From the Boat TA, we went to the Foot 1 TA to begin the orienteering section.  We decided to hit these in order, CP15-20, after some gentle coaxing from Ron.  We found 15-17 without incident but lost some time finding CP18.  We did find a snake basking on a palm frond, but didn’t get close enough to identify the type.  I’m sure it was poisonous, probably the deadliest snake in Florida because, well, that would just make my blog post cooler.  Anyway, CP19 and CP20 were found alongside a trail straight out of Tough Mudder and I’m proud to know that my shoes and socks aided the demucking processing going on at the Orlando Wetlands.


From Foot 1, we went to the Main TA and decide to hit the final Bike Segment picking up the CPs in reverse order.  Here I almost made another stupid mistake, thinking that CP22 was our last checkpoint on this segment.  Luckily, we checked the punch before heading back to the Main TA and noticed that one punch was missing.  We picked up CP21 and then headed back, arriving at the Main TA at 2:55.  Not wanting to give up without a fight, we decided to try for at least one if not two Foot 2 CPs.  I knew we should be able to get CP31 and return before time expired, so off we raced.  Thinking that I had seen CP31 from the road earlier in the race, we ended up overshooting it.  We backtracked, read the Instruction Booklet and realized it was buried in the woods off of the blue trail.  We finally found it but had no more time to lose and raced back to the Main TA, checking in at 3:07 and just missing a 1 point penalty.  (Post race note: If you’re used to Pangea races you probably realized that if teams are 1 second over the stop time they are docked 1 point.  During the race I was recalling another AR that we did where racers had up until 10 minutes after the stop time to check in without being docked.  So in the end, that extra point we raced off for was fruitless since it was subsequently taken away because we came in late.  Another stupid mistake but at least it didn’t really cost us anything.)

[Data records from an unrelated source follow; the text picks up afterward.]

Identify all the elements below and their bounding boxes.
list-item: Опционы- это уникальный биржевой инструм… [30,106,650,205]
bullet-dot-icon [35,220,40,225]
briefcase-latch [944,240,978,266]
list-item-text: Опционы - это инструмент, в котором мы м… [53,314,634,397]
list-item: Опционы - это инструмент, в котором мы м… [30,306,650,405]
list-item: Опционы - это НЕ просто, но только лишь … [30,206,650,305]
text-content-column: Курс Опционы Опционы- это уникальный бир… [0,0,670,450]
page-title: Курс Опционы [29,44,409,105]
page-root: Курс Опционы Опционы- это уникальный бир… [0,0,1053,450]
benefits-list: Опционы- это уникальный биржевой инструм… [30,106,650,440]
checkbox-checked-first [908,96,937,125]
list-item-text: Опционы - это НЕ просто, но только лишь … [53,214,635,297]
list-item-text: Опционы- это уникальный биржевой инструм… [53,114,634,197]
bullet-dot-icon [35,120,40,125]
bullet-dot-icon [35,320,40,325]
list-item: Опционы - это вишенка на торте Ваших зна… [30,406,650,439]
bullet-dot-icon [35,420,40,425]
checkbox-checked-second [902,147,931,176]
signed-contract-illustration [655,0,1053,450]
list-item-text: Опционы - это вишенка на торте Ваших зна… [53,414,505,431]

In summary, I thought we had done really well in all the segments except the Canoe leg.  I was really proud of how the team pushed to get that one extra CP at the end.  I know that I made quite a few navigational errors that cost us time but in the end we did okay for our 3rd race and we had a great time.  I couldn’t find two better teammates.

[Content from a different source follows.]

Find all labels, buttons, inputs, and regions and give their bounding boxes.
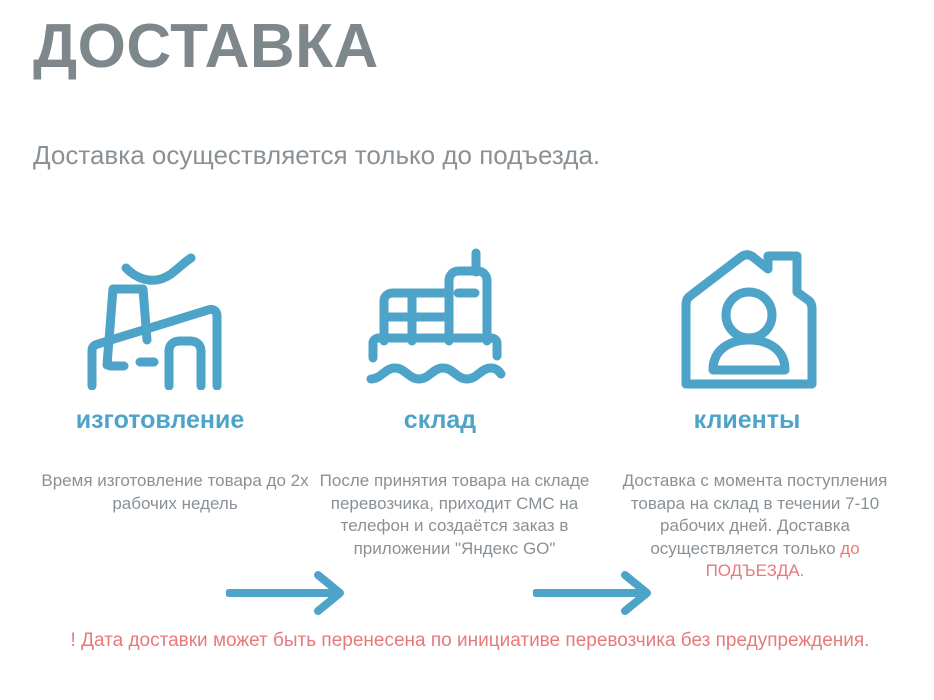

Round the Bay Relay and Ultra

LogoSince we missed the Turkey Burn AR and there weren’t any adventure races close to us between now and the Resolution AR in January, we decided to sign up for the Round the Bay Relay and Ultra.  Stu was visiting his family in south Florida and couldn’t make it, so we ran it as a 2-person relay.  The day prior to the race, the forecast called for 100% rain with up to 1 inch per hour and temps in the low 50’s.  Let’s just say that neither Ana nor I were very excited by this.  We live in Florida so we don’t do cold weather very well and we consider anything less than 70 degrees to be cold.  We made a late night decision to run to Columbia at Silver Sands Outlet to look for rain gear that we could wear during the race.  Ana got a sweet deal on the Compounder rain jacket and I chose the Tech Attack.  There are some really nice benefits to living close to an outlet mall as the prices were much lower than retail.  We also scored some new gloves.  Paired with our Under Armour cold gear that we got before Tough Mudder, we were set.

Our start time was 6:30AM.  The race course started at Fudpucker’s on Okaloosa Island and made a giant loop around Choctawhatchee Bay for a total distance of 36.77 miles.

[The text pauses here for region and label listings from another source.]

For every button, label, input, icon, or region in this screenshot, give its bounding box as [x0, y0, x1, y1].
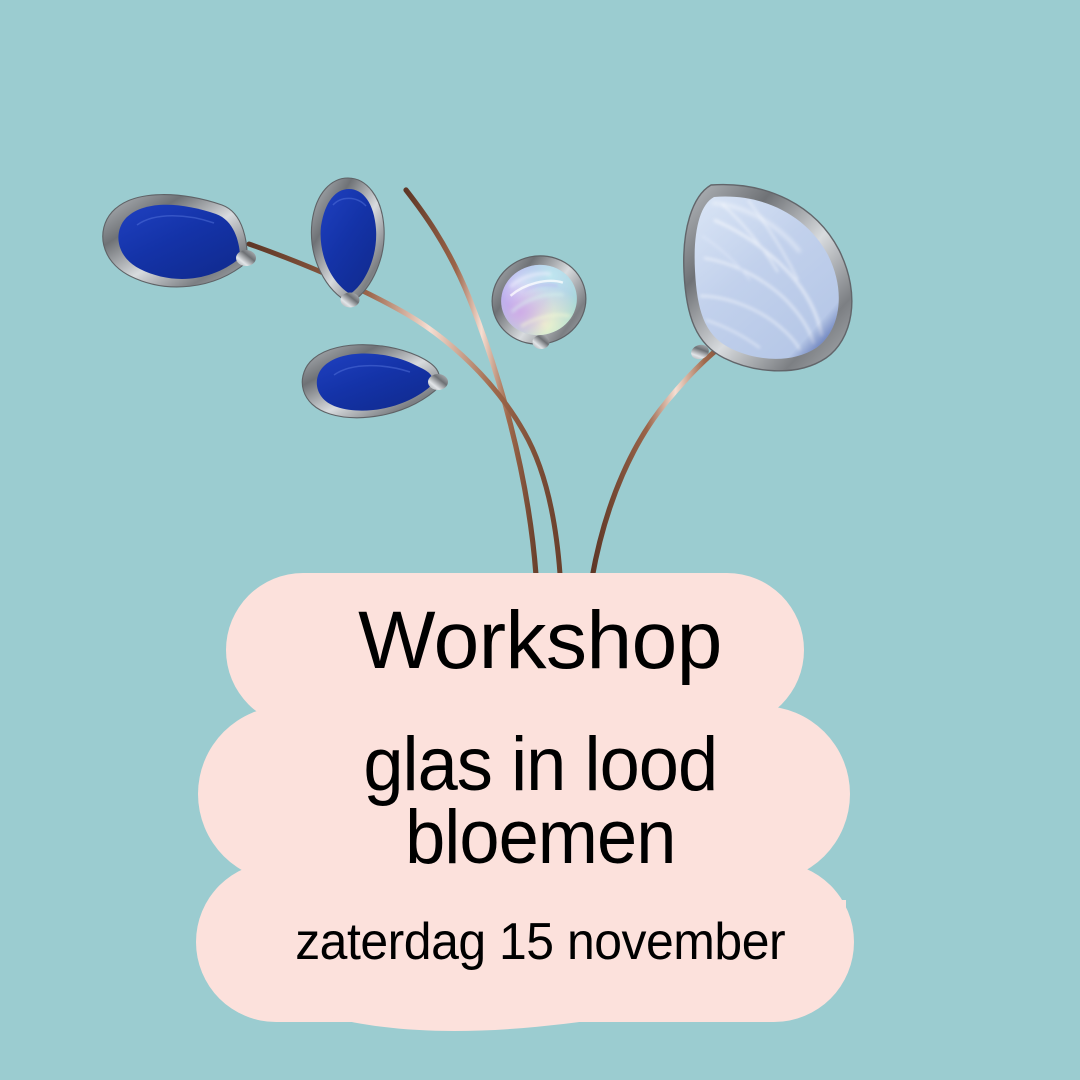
blue-petal-upper-left	[103, 195, 256, 287]
poster-date: zaterdag 15 november	[295, 916, 785, 968]
poster-subtitle-line-2: bloemen	[363, 802, 717, 874]
poster-subtitle: glas in lood bloemen	[354, 729, 727, 873]
blue-petal-lower-left	[302, 345, 448, 418]
blue-petal-upper-center	[311, 178, 384, 308]
poster-canvas: Workshop glas in lood bloemen zaterdag 1…	[0, 0, 1080, 1080]
pale-blue-large-petal	[684, 185, 852, 371]
poster-text-block: Workshop glas in lood bloemen zaterdag 1…	[0, 573, 1080, 1023]
poster-title: Workshop	[358, 601, 722, 681]
iridescent-round-flower	[484, 247, 594, 353]
poster-subtitle-line-1: glas in lood	[363, 729, 717, 801]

Luckily for us, the forecasted downpour stayed away.  While it drizzled the whole race and the temps started in the 40’s, the weather was much better than it could have been.

I thought that the relay format was a lot of fun and we look forward to doing it again next year but with a team rather than a pair.  Not because the mileage is too much, but rather because we think doing it as a team relay will make it a lot more fun.

I don’t have our official time but looking at the Runtastic GPS time, it appears that we averaged an 8:30 mile pace, which for us is pretty good.  The best part is that supposedly we burned 2550kcal each and so I feel no shame having eaten the pizza, beer and Oreos post race.